As per BB regulations, banks have to maintain provisioning of 0.25 per cent to 5 per cent for unclassified loans. It is 20 per cent for the default loans of the substandard category, 50 per cent for the doubtful category, and 100 per cent for the bad or loss category.
Banks have to keep a full amount in cash in provision for the NPLs that are written off.
Syed Mahbubur Rahman, managing director of Mutual Trust Bank, says the banks that enjoy sound financial health usually write off NPLs.
"Although writing off bad debts helps them clean up their balance sheets, maintaining a 100 per cent cash provision is difficult for many banks."
Banks recovered Tk 565 crore through writing off loans between January and June compared to Tk 225 crore in the identical first half of 2021, bringing down the outstanding amount of write-off loans.
Since the facility was introduced in Bangladesh in 2003, a total of Tk 60,402 crore has been written off.
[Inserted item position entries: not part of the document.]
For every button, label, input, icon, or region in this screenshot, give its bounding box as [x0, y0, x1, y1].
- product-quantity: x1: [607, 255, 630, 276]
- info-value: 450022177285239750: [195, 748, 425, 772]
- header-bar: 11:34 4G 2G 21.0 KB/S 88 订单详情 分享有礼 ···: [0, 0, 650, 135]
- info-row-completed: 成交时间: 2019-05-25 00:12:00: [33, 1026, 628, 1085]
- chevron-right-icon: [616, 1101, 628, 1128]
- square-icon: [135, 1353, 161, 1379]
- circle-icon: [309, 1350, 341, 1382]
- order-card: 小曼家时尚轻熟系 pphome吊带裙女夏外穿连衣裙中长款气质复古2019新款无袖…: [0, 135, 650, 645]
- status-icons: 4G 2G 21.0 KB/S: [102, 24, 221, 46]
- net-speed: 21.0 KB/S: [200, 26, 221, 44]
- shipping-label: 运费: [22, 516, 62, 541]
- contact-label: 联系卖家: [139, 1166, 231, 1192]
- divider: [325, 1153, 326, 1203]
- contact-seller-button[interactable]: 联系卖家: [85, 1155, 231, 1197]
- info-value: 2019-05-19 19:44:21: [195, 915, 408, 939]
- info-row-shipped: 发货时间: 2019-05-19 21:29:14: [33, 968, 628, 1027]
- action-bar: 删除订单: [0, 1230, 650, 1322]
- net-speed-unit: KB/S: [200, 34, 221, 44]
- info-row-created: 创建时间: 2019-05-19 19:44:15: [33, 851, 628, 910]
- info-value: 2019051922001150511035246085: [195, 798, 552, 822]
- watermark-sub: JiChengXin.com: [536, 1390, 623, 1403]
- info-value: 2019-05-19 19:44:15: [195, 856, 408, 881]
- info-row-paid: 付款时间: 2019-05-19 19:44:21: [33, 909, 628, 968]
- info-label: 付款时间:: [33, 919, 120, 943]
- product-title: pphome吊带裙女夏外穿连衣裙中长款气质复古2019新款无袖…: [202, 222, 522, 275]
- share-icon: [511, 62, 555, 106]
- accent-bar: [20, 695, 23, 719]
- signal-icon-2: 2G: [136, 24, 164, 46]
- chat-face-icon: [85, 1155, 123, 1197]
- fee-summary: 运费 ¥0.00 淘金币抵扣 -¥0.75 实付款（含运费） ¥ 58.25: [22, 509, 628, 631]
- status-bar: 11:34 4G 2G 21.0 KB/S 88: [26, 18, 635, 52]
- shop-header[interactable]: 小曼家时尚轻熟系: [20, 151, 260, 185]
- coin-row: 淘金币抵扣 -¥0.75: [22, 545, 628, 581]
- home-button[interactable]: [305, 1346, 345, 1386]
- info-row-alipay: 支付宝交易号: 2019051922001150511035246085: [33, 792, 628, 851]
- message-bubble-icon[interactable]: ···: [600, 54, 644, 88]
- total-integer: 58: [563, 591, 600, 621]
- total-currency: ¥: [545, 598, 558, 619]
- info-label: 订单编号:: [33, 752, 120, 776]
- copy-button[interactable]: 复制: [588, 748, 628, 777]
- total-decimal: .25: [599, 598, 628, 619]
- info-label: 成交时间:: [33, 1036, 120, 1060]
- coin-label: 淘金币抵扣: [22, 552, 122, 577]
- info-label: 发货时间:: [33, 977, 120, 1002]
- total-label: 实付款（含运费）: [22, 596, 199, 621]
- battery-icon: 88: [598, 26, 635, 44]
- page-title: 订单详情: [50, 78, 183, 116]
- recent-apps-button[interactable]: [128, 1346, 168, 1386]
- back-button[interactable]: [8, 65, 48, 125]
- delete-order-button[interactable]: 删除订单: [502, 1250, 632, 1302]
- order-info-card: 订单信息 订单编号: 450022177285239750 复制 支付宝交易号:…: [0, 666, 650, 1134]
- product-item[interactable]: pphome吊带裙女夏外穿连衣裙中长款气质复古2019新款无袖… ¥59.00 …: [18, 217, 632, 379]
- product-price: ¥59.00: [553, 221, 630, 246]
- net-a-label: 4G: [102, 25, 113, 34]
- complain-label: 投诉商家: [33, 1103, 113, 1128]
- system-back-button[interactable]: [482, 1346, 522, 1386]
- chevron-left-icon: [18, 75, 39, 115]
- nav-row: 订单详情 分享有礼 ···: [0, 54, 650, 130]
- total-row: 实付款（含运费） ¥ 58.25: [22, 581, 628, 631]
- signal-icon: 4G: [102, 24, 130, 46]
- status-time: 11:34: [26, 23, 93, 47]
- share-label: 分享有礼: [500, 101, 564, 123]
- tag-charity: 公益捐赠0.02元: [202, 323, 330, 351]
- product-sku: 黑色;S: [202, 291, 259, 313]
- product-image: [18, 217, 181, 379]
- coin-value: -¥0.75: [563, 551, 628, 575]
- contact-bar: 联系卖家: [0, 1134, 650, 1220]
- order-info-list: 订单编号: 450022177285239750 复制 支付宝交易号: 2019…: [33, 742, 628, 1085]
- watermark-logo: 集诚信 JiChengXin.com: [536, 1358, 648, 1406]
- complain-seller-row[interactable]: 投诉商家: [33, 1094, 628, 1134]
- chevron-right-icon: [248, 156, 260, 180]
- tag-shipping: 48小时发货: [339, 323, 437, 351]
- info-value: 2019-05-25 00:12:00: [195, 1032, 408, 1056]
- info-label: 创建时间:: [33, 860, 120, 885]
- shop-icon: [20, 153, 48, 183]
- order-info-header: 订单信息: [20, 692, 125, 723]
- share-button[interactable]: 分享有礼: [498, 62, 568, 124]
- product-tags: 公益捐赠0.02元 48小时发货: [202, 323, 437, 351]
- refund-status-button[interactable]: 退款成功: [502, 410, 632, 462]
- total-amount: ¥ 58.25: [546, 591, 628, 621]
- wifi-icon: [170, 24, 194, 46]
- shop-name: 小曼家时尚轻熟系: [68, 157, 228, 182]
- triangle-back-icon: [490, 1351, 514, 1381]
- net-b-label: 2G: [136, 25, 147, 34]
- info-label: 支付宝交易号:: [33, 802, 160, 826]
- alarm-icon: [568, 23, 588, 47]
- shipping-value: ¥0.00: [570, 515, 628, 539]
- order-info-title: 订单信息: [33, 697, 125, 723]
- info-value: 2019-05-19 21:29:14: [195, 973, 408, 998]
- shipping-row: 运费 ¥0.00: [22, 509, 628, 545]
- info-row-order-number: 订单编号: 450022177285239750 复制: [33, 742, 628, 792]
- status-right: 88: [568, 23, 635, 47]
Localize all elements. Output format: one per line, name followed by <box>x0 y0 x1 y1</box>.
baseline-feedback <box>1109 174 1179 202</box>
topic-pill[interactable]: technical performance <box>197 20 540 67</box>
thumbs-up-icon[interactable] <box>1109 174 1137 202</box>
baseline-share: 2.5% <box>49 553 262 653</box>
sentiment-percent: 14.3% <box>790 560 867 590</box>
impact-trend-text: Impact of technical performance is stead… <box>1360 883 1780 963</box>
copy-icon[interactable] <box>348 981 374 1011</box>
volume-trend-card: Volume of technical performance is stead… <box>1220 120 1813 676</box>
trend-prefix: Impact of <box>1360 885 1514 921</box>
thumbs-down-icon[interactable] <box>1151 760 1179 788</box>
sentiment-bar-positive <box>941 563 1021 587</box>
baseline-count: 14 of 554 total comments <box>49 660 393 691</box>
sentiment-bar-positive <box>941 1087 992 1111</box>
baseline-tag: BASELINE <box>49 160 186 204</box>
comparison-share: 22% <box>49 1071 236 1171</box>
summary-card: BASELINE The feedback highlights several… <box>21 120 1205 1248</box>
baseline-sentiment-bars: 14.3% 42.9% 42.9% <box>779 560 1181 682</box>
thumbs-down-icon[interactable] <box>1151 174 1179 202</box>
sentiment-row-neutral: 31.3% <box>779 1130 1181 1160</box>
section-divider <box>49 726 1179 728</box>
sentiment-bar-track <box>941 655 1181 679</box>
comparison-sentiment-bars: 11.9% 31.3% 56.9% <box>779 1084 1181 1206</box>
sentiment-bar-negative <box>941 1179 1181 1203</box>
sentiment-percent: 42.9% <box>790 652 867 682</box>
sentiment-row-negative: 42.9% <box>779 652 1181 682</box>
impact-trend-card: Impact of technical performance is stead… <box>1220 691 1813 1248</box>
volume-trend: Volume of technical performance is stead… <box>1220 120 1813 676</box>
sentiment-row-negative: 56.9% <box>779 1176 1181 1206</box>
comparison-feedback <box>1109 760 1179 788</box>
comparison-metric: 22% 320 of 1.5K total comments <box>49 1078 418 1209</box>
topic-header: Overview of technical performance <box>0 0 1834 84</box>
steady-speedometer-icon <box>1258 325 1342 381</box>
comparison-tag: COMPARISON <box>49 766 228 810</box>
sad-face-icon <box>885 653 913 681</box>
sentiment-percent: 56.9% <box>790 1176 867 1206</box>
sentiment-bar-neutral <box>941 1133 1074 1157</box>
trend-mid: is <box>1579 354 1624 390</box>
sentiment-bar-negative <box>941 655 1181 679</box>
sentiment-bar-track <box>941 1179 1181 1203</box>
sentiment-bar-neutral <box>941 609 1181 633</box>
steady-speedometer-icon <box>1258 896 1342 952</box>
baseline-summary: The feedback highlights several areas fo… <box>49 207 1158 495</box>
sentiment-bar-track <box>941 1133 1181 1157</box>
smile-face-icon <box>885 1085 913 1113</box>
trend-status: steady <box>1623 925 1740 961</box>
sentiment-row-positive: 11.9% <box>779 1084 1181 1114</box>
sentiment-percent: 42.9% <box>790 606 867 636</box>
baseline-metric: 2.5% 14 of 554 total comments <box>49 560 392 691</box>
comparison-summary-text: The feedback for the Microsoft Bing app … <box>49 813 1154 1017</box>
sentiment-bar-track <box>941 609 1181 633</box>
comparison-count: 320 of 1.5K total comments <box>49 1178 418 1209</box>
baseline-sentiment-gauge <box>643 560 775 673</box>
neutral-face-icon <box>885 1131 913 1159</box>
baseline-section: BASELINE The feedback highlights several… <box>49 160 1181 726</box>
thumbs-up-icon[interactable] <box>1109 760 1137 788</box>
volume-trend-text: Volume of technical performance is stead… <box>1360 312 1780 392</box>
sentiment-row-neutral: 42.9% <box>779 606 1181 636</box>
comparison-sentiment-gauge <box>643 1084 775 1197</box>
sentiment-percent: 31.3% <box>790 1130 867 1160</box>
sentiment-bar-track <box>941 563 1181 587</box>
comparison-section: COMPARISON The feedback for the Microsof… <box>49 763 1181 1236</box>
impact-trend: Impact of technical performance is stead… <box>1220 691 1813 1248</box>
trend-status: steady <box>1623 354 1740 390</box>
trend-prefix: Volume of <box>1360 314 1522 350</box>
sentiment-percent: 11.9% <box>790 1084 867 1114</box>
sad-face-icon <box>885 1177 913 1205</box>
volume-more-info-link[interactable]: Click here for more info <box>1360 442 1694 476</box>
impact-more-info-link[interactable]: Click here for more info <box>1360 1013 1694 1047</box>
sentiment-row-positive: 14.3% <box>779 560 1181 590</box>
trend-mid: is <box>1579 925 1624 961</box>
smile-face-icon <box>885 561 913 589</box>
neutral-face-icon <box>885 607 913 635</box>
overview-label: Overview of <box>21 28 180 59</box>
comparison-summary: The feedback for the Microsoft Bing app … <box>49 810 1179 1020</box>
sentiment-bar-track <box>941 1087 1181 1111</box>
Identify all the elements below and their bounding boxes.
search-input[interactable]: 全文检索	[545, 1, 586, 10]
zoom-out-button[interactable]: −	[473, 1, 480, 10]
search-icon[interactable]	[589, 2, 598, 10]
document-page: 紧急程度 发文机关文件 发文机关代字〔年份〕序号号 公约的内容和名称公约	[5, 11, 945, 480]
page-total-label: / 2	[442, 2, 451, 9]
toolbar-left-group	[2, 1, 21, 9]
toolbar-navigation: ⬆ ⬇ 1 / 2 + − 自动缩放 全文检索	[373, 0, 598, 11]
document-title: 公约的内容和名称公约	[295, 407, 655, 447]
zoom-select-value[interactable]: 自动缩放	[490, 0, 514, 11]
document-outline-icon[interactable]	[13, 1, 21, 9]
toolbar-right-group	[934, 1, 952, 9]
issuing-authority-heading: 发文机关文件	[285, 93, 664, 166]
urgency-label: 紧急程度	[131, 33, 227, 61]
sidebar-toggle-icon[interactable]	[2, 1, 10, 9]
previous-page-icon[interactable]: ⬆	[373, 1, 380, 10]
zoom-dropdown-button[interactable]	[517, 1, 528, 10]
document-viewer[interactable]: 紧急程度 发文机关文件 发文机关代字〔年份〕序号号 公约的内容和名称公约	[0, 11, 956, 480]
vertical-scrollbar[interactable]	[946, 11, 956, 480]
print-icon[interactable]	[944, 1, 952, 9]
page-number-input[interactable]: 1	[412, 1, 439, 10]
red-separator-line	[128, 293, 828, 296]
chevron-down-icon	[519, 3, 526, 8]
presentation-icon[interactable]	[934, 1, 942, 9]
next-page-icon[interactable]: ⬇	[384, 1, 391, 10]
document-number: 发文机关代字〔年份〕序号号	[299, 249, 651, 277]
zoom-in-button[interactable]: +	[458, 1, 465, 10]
Of the sum, Tk 43,360 crore has remained unrealised.
The amount of funds that was recovered through the process increased substantially in the first half of 2022, which Rahman described as a positive development for the banking sector.
The enhanced recovery has helped reduce the outstanding amount of the write-off loans as well.
Although the provision base has expanded to some extent, there is still a large provisioning shortfall in the banking sector of Bangladesh.
The provision deficit stood at Tk 13,219 crore in June in contrast to Tk 14,007 crore six months earlier.
Mohammad Ali, additional managing director of Pubali Bank, also said keeping 100 per cent provisioning is difficult for the weak banks. "The capacity of writing off loans is not the same for every bank."
Shah Md Ahsan Habib, a professor of the Bangladesh Institute of Bank Management, said writing off bad loans is not always bad.
"It also shows how much of soured loans a bank can absorb. It is a matter of decision as well."
"We need to check and analyse data before concluding on the association between increasing NPLs and decreasing loans write-off," he added.
Anis A Khan, a veteran banker, sees the fall of the write-off loans as a good sign.
"This means that banks' efforts to recover bad loans have paid off to some extent."